In addition to a skin rash, many eczema sufferers also experience chronic itching, but sometimes that itching can become torturous. Worse, antihistamines — the standard treatment for itching and allergy — often don’t help.
New research from Washington University School of Medicine in St. Louis indicates that allergens in the environment often are to blame for episodes of acute itch in eczema patients, and that the itching often doesn’t respond to antihistamines because the itch signals are being carried to the brain along a previously unrecognized pathway that current drugs don’t target.
The new findings, published Jan. 14 in the journal Cell, point to a possible new target and strategy to help eczema patients cope with those episodes of acute, severe itch.

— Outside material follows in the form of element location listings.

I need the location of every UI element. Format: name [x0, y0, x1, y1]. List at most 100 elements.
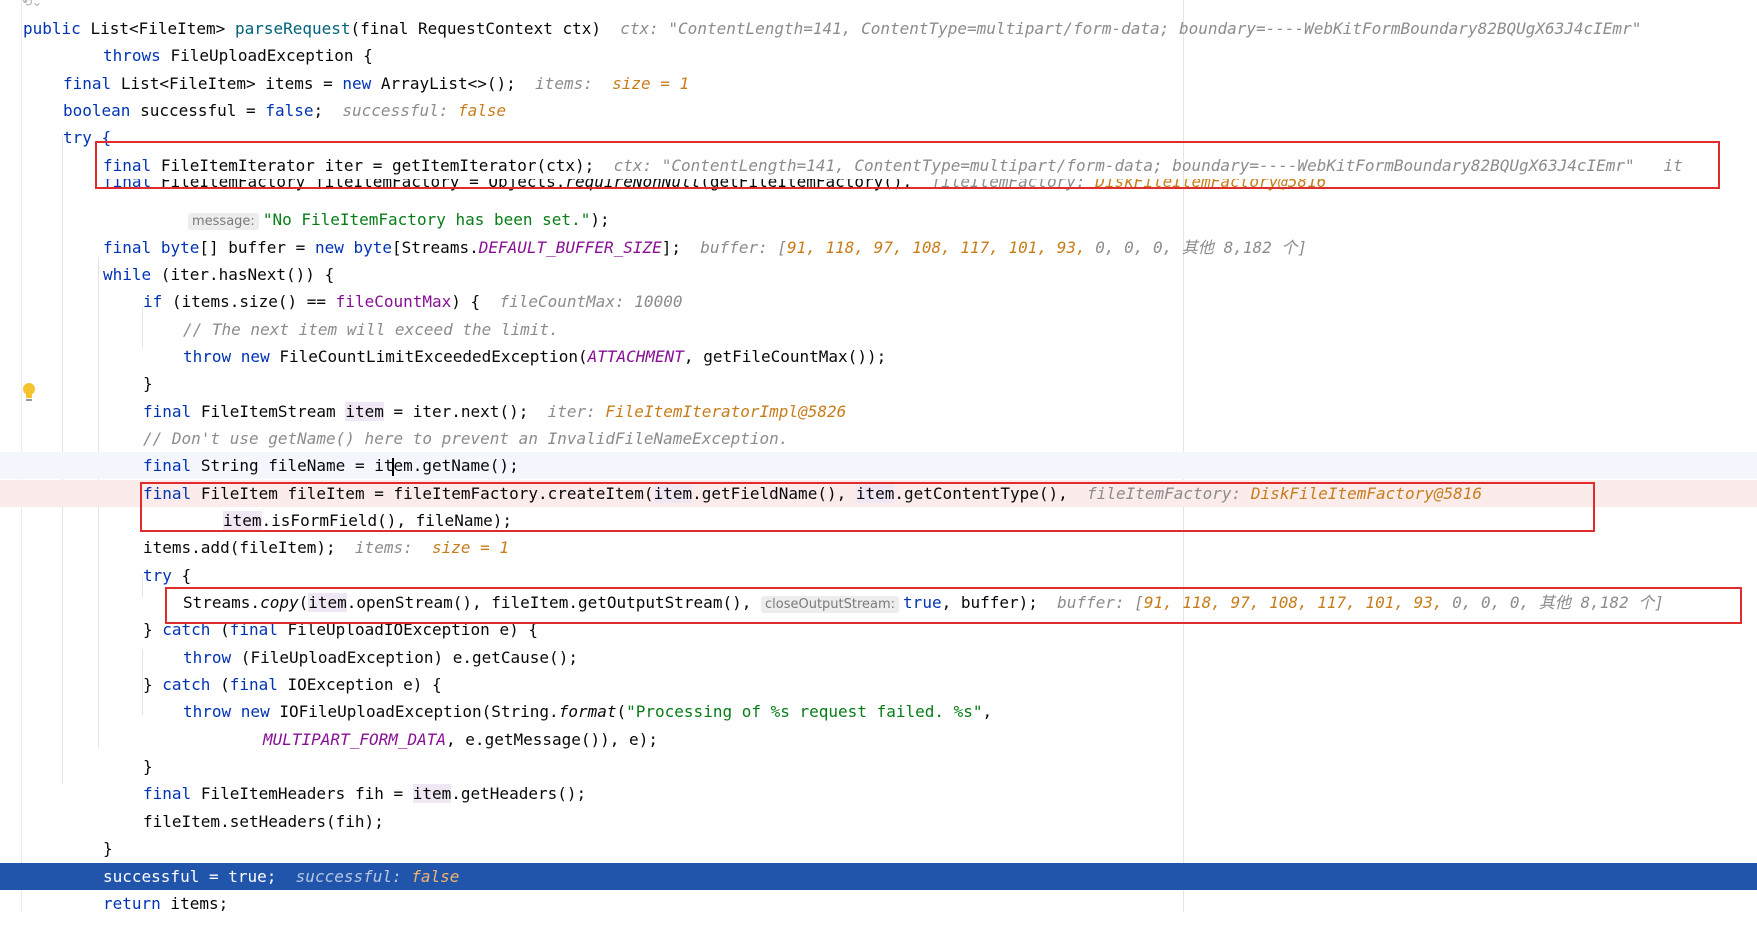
code-text: FileItemIterator iter = getItemIterator(…	[160, 156, 595, 175]
code-line: fileItem.setHeaders(fih);	[0, 808, 1757, 835]
code-text: em.getName();	[393, 456, 519, 475]
code-text: .getHeaders();	[451, 784, 587, 803]
code-line: throw new FileCountLimitExceededExceptio…	[0, 343, 1757, 370]
variable-usage: item	[412, 784, 452, 803]
code-text: FileItemFactory fileItemFactory = Object…	[160, 179, 566, 191]
code-text: items;	[160, 894, 229, 912]
code-line: // The next item will exceed the limit.	[0, 316, 1757, 343]
keyword: try	[143, 566, 172, 585]
code-line: final FileItemIterator iter = getItemIte…	[0, 152, 1757, 179]
variable-usage: item	[308, 593, 347, 612]
code-text: }	[143, 675, 163, 694]
code-text: FileCountLimitExceededException(	[269, 347, 588, 366]
code-text: }	[143, 757, 153, 776]
code-line: if (items.size() == fileCountMax) { file…	[0, 288, 1757, 315]
keyword: new	[314, 238, 344, 257]
code-text: .isFormField(), fileName);	[261, 511, 512, 530]
keyword: byte	[353, 238, 393, 257]
code-text: (items.size() ==	[171, 292, 336, 311]
debug-label: 0, 0, 0, 其他 8,182 个]	[1452, 593, 1664, 612]
debug-label: iter:	[547, 402, 606, 421]
code-text: [] buffer =	[199, 238, 315, 257]
debug-value-hint: ctx: "ContentLength=141, ContentType=mul…	[613, 156, 1635, 175]
debug-label: successful:	[342, 101, 458, 120]
method-name: format	[558, 702, 617, 721]
code-text: String fileName = it	[200, 456, 394, 475]
code-comment: // The next item will exceed the limit.	[183, 320, 559, 339]
parameter-hint: closeOutputStream:	[760, 596, 900, 613]
debug-value: size = 1	[612, 74, 690, 93]
code-line: }	[0, 753, 1757, 780]
keyword: final	[143, 402, 192, 421]
code-text: [Streams.	[392, 238, 479, 257]
keyword: true	[228, 867, 267, 886]
keyword: byte	[160, 238, 200, 257]
execution-line: successful = true; successful: false	[0, 863, 1757, 890]
code-line: }	[0, 370, 1757, 397]
code-text: successful =	[103, 867, 229, 886]
debug-value: false	[411, 867, 460, 886]
debug-value-hint: fileCountMax: 10000	[499, 292, 683, 311]
keyword: final	[103, 238, 152, 257]
code-text: List<FileItem>	[90, 19, 235, 38]
code-line: public List<FileItem> parseRequest(final…	[0, 15, 1757, 42]
keyword: throw	[183, 648, 232, 667]
code-text: (	[298, 593, 309, 612]
debug-value: DiskFileItemFactory@5816	[1250, 484, 1482, 503]
code-text: .getContentType(),	[894, 484, 1068, 503]
code-text: (iter.hasNext()) {	[151, 265, 335, 284]
code-text: ArrayList<>();	[380, 74, 516, 93]
keyword: catch	[162, 620, 211, 639]
code-text: (FileUploadException) e.getCause();	[231, 648, 578, 667]
code-text: .getFieldName(),	[692, 484, 856, 503]
code-text: ;	[266, 867, 277, 886]
code-text: IOException e) {	[287, 675, 442, 694]
keyword: boolean	[63, 101, 131, 120]
keyword: final	[143, 484, 192, 503]
code-line: MULTIPART_FORM_DATA, e.getMessage()), e)…	[0, 726, 1757, 753]
debug-value: FileItemIteratorImpl@5826	[605, 402, 847, 421]
keyword: if	[143, 292, 163, 311]
constant: DEFAULT_BUFFER_SIZE	[478, 238, 662, 257]
code-text: ;	[313, 101, 324, 120]
keyword: final	[63, 74, 112, 93]
code-text: items.add(fileItem);	[143, 538, 336, 557]
code-line: final List<FileItem> items = new ArrayLi…	[0, 70, 1757, 97]
debug-value: size = 1	[432, 538, 510, 557]
code-text: ) {	[451, 292, 481, 311]
code-text: (final RequestContext ctx)	[350, 19, 601, 38]
keyword: while	[103, 265, 152, 284]
code-text: ];	[661, 238, 682, 257]
code-line: item.isFormField(), fileName);	[0, 507, 1757, 534]
keyword: throw new	[183, 702, 270, 721]
debug-label: fileItemFactory:	[1087, 484, 1251, 503]
code-text: FileItemStream	[200, 402, 346, 421]
code-line: final String fileName = item.getName();	[0, 452, 1757, 479]
code-line: final byte[] buffer = new byte[Streams.D…	[0, 234, 1757, 261]
variable-usage: item	[223, 511, 262, 530]
code-line: throw (FileUploadException) e.getCause()…	[0, 644, 1757, 671]
code-text: , buffer);	[941, 593, 1038, 612]
debug-value: false	[457, 101, 507, 120]
fold-chevron-icon[interactable]: ⟲⌄	[22, 0, 42, 9]
lightbulb-icon[interactable]	[22, 382, 36, 406]
keyword: final	[143, 456, 192, 475]
code-line: return items;	[0, 890, 1757, 912]
string-literal: "No FileItemFactory has been set."	[262, 210, 591, 229]
code-text: successful =	[140, 101, 266, 120]
code-text: List<FileItem> items =	[120, 74, 343, 93]
debug-label: it	[1663, 156, 1683, 175]
code-text: fileItem.setHeaders(fih);	[143, 812, 384, 831]
keyword: final	[103, 179, 152, 191]
constant: ATTACHMENT	[587, 347, 684, 366]
code-line: final FileItem fileItem = fileItemFactor…	[0, 480, 1757, 507]
code-line: items.add(fileItem); items: size = 1	[0, 534, 1757, 561]
keyword: final	[103, 156, 152, 175]
keyword: new	[342, 74, 372, 93]
code-line: } catch (final IOException e) {	[143, 675, 442, 694]
debug-label: items:	[535, 74, 603, 93]
keyword: final	[229, 675, 278, 694]
keyword: throw new	[183, 347, 270, 366]
code-editor[interactable]: ⟲⌄ public List<FileItem> parseRequest(fi…	[0, 0, 1757, 912]
method-name: copy	[260, 593, 299, 612]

“Years ago, we used to think that itch and pain were carried along the same subway lines in the nerves to the brain, but it turned out they weren’t, and these new findings show there’s another pathway entirely that’s causing these episodes of acute itching in eczema patients,” said principal investigator Brian S. Kim, MD, a dermatologist and an associate professor of medicine. “The itch can be maddening. Patients may rate their chronic itch at around a 5 on a scale of 10, but that goes up to 10 during acute itch flares. Now that we know those acute flares are being transmitted in an entirely different way, we can target that pathway, and maybe we can help those patients.”